Cet enracinement commercial a permis à Shabnam de s’imposer dans une profession habituellement dominée par les hommes et d’élire domicile à Maurice avec sa famille. A ce titre, l’on pense toujours, par nombrilisme, que c’est facile de venir vivre chez nous ; que l’intégration coule de source. Certains, hélas, galèrent pour se faire une place au soleil mauricien à l’instar des Esmael, qui bossent comme des dingues. «Cela nous a pris 10 bonnes années simplement parce que notre priorité était de bosser pour nous en sortir. Pas le temps ni l’argent pour socialiser, pour faire la fête. On mangeait au Don Camillo, des pâtes, vers 21 heures ; puis au lit pour être debout tôt le lendemain.» Style local de métro, boulot, dodo. C’est bien plus tard que le couple commence à sortir, quand la situation s’est quelque peu stabilisée : «Nous allions les week-ends au Secrets, après avoir dîné au Nirvana à Cap-Malheureux, puis ce fut l’époque des Enfants Terribles ; mais aujourd’hui, beaucoup de soirées entre amis ; nous nous sommes assagis.» Une intégration est un phénomène lent.

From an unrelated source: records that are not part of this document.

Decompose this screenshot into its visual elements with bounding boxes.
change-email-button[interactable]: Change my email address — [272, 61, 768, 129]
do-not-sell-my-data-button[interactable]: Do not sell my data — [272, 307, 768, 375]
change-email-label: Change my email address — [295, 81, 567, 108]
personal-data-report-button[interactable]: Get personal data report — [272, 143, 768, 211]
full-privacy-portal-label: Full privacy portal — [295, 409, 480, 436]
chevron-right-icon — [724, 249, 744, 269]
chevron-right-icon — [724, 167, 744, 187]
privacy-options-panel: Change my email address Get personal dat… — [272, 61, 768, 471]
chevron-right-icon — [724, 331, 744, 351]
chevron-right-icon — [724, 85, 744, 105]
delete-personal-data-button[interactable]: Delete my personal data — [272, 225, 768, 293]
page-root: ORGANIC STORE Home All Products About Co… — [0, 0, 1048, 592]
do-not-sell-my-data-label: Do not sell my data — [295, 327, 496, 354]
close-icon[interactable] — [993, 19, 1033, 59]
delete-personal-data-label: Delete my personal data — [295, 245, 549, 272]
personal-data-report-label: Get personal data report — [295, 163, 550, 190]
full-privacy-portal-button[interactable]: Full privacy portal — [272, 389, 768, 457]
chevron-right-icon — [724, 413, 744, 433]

Elle est facilitée avec le partage d’un patrimoine surtout d’une langue. «Il faut dire que nous nous sentons plus Mauriciens qu’autre chose. Les Mauriciens sont gentils, chaleureux et accueillants mais en même temps grégaires, c’est-à-dire qu’ils restent entre eux et cela nous a pris du temps pour être intégrés réellement. Le fait de parler créole a été un atout. Je l’ai appris lorsque je construisais ma maison, avec les ouvriers et les maçons avec lesquels deux ans durant, je passais mes journées entières à surveiller le chantier.» grand mere.jpg La grand-mère de Shabnam, qui vient de l’Inde.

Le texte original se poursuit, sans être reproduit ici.